Sturz über ungesicherte Leitungen einer Kirmes

Das Oberlandesgericht Hamm hat mit Urteil vom 24.03.2015 - 9 U 114/14 über folgenden Fall entschieden: Die Klägerin stürzte während der alljährlich stattfindenden Pflaumenkirmes auf dem Bürgersteig vor ihrem Wohnhaus. Sie war der Auffassung, über ein Versorgungskabel des Fahrgeschäftes des Beklagten gestürzt zu sein. Das Landgericht hatte die Klage abgewiesen, da an der Unfallstelle mehrere Kabel und Leitungen für Strom und Wasser zur Versorgung mehrerer Fahrgeschäfte verlegt waren und nicht geklärt werden konnte, dass die Klägerin über das Kabel gerade des Beklagten gestürzt war.

Das Oberlandesgericht Hamm hat das Urteil des Landgerichts abgeändert und der Klage unter Berücksichtigung eines Mitverschuldens in Höhe von 50 % stattgegeben. Der Beklagte habe die ihm obliegende Verkehrssicherungspflichte verletzt, weil er die zur Versorgung seines Fahrgeschäftes erforderlichen Leitungen und Kabel vor dem Haus der Klägerin nicht so verlegt habe, dass eine Gefährdung der Kirmesbesucher und der Anlieger möglichst gering gehalten wurde. Zwar müssten sich die Besucher einer Kirmes in der Regel auf solche ebenso unvermeidbaren wie bekannten Behinderungen durch Versorgungsleitungen einstellen. Allerdings muss derjenige, der solche Leitungen verlegt, dafür sorgen, dass das immanente Stolper- und Sturzrisiko durch eine sorgfältige Verlegung bzw. Abdeckung der Leitungen möglichst minimiert wird. Lose verlegte Leitungen ohne erkennbare Streckenführung und ohne Sicherung gegen unbeabsichtigte Lageveränderungen genügten der Verkehrssicherungspflicht nicht. Nach der Beweisaufnahme stand fest, dass mehrere Versorgungsleitungen auf dem Gehweg vor dem Haus der Klägerin ungesichert verlegt waren.

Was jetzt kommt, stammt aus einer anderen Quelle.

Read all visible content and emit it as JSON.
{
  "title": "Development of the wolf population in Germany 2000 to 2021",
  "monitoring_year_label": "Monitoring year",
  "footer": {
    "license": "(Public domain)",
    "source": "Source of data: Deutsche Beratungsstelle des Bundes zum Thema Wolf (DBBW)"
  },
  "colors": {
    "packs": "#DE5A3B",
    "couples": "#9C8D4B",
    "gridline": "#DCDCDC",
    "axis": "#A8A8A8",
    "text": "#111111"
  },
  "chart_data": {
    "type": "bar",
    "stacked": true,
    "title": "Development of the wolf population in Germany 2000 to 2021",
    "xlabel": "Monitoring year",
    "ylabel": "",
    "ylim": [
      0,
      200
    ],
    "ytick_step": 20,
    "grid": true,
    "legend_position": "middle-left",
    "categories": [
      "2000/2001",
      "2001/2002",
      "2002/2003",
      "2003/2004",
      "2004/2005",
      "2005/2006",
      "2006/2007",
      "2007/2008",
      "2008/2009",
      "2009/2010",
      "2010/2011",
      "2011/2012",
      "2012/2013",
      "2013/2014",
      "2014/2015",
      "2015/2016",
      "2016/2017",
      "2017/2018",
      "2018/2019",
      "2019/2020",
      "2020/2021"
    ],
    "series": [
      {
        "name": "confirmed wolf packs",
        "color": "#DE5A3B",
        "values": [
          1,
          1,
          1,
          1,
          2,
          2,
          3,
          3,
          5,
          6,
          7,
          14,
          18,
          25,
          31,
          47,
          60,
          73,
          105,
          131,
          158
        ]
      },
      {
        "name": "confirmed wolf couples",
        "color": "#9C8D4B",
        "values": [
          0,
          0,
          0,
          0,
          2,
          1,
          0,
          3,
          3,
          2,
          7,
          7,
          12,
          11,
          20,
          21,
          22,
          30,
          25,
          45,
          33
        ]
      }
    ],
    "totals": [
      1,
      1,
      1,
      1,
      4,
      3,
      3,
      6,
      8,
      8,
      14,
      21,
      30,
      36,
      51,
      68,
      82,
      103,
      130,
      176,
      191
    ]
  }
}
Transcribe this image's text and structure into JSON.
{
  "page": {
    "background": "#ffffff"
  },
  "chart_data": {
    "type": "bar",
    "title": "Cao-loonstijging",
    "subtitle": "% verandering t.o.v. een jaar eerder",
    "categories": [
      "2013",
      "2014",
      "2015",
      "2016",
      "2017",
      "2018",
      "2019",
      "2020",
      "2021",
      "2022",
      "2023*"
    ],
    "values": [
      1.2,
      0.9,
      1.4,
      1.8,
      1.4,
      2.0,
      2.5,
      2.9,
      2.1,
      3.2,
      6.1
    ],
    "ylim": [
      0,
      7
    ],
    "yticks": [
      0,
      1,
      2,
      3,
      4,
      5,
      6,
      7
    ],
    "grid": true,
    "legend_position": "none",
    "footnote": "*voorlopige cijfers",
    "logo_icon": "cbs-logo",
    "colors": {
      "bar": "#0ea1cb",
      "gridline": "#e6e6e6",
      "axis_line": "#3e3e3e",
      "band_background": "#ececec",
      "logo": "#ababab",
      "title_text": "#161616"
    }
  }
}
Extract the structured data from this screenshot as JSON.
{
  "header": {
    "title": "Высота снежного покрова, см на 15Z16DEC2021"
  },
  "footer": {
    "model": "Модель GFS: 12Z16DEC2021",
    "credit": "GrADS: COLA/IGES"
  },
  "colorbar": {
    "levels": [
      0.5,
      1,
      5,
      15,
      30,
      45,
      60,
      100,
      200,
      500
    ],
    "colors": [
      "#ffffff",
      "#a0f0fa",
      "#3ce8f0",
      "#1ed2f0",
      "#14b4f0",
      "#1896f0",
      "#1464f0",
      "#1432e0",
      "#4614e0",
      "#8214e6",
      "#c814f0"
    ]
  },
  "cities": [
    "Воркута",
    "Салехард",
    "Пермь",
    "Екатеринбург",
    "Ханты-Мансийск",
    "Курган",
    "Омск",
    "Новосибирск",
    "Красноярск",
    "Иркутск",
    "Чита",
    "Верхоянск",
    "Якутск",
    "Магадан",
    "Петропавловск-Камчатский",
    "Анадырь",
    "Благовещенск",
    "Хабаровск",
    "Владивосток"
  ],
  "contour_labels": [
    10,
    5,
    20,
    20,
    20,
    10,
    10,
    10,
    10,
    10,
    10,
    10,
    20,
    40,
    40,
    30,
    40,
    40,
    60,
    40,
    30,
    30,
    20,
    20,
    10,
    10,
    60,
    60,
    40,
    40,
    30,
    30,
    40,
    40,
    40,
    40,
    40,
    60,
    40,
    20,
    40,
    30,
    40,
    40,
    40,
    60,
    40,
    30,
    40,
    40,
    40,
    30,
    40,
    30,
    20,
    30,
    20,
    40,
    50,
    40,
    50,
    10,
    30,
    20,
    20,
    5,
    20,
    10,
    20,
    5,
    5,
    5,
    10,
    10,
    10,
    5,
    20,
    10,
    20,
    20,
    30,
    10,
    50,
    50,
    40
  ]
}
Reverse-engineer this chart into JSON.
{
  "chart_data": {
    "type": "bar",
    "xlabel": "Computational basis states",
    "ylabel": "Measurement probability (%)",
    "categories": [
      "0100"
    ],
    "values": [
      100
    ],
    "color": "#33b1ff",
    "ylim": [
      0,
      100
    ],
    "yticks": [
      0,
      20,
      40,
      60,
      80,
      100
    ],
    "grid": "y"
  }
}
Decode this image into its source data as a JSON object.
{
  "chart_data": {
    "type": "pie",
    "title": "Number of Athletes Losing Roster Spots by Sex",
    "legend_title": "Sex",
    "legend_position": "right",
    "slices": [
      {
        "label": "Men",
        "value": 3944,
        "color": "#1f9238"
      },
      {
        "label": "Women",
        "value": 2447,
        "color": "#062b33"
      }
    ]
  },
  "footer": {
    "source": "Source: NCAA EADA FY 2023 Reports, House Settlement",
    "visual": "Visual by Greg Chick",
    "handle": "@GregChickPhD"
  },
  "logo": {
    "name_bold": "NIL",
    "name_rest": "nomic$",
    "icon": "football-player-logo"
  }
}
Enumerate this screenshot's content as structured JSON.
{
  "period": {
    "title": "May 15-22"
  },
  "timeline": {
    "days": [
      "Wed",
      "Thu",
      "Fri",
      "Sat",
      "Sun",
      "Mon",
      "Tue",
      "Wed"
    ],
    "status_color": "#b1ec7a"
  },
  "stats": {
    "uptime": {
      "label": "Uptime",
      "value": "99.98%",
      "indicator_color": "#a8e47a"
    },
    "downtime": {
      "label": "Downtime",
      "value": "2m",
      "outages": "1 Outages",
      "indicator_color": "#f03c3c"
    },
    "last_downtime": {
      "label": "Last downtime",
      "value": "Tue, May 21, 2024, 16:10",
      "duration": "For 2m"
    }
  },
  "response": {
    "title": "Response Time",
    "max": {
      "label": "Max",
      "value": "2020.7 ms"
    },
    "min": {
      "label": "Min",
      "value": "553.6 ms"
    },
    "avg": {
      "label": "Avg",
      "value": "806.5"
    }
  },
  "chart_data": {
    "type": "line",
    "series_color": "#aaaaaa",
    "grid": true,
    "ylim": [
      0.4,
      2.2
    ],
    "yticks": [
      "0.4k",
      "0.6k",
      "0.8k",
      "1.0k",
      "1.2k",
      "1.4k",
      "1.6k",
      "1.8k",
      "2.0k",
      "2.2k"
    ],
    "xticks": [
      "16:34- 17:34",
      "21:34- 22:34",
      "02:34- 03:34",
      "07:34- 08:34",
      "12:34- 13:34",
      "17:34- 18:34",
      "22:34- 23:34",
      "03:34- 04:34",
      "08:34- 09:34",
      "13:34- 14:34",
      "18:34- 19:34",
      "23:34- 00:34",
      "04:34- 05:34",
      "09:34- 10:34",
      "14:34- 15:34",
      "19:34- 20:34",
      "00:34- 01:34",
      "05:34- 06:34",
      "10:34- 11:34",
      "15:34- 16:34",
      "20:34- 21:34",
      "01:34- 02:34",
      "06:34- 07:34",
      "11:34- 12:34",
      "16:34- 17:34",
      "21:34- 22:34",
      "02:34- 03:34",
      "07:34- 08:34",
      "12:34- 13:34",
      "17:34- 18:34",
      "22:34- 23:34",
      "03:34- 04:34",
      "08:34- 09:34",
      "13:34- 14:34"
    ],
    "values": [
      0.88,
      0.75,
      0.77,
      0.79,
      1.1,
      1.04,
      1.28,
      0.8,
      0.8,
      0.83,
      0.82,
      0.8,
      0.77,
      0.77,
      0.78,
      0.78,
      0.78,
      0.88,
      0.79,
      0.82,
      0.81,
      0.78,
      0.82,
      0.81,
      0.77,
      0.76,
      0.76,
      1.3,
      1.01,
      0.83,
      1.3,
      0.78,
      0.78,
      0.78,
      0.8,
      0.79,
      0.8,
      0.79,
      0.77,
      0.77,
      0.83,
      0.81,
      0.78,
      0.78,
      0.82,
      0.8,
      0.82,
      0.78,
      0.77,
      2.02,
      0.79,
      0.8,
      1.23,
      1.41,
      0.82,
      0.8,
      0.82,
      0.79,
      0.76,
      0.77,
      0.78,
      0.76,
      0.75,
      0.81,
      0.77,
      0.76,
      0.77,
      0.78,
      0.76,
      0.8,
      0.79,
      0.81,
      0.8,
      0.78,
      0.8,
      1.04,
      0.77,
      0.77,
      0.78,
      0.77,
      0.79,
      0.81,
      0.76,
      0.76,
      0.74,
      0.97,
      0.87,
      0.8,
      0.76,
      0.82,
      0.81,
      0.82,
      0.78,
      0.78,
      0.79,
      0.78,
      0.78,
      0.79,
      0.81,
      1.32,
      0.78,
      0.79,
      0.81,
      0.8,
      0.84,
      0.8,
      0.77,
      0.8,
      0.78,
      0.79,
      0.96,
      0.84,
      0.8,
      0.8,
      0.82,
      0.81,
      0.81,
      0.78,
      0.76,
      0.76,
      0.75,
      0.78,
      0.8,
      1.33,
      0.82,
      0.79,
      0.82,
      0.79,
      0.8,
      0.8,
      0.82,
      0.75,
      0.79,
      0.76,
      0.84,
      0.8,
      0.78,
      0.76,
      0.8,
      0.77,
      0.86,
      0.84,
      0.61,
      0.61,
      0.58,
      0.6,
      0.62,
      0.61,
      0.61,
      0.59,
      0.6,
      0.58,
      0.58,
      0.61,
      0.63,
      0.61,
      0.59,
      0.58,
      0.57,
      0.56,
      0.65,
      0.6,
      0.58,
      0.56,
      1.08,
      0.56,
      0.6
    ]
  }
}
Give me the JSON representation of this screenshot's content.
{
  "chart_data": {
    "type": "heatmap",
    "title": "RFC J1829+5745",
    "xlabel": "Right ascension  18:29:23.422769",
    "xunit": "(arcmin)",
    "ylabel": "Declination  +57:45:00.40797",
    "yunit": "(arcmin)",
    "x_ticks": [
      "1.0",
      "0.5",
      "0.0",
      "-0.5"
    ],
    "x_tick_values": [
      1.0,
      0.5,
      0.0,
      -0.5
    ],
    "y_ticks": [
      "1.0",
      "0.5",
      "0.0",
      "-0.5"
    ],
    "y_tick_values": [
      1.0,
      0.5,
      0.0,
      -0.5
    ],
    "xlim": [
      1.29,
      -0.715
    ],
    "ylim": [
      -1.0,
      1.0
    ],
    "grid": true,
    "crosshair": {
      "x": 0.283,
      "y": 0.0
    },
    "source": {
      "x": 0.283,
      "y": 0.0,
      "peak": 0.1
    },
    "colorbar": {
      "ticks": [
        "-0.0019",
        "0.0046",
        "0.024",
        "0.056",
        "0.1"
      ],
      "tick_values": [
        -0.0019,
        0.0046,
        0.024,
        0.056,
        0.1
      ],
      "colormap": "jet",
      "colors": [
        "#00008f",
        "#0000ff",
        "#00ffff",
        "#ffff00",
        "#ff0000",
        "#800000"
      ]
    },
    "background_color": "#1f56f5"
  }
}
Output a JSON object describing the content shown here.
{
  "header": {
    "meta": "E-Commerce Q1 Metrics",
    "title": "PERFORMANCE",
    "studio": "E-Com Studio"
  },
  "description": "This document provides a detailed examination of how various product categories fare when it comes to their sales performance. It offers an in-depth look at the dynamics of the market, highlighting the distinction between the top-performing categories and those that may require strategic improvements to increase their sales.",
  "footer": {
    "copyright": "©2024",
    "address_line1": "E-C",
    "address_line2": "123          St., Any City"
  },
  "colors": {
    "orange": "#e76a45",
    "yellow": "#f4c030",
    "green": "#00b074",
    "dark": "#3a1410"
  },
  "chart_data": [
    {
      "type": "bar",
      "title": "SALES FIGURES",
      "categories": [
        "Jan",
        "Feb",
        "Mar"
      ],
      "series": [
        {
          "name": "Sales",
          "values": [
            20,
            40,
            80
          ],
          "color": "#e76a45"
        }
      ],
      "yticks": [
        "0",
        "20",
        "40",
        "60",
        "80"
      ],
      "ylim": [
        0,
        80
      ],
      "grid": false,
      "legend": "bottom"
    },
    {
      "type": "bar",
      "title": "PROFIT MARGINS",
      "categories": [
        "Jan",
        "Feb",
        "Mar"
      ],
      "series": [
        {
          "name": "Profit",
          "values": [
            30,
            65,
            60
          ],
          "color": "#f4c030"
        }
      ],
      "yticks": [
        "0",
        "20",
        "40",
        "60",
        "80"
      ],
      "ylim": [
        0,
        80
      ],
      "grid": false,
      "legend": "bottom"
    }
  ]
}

Jedenfalls ein Teil dieser Leitungen konnten dem Beklagten zugeordnet werden. Nach Auffassung des Oberlandesgerichts war unerheblich, ob eine oder mehrere dieser Leitungen auch der Versorgung eines anderen Schaustellers mit Energie oder Frischwasser dienten. Denn zugunsten der Klägerin greife die Vermutungsregelung des § 830 Abs. 1 Satz 2 BGB. Sämtliche in Betracht kommenden Schausteller hatten die von ihnen verlegten Leitungen nicht ausreichend gesichert. Es stand außerdem fest, dass zumindest eine der Leitungen schadensursächlich war. Der Beklagte habe nicht beweisen können, dass die Klägerin über die Versorgungsleitung eines anderen Schaustellers gestolpert ist. Demnach war die Klage dem Grunde nach gerechtfertigt.

Die Klägerin musste sich jedoch ein Mitverschulden anrechnen lassen, da ihr bekannt war, dass die Leitungen nicht ortsfest fixiert oder abgedeckt verlegt waren. Sie hätte sich daher vergewissern müssen, ob sie gefahrlos den Gehsteig vor ihrem Haus betreten könne.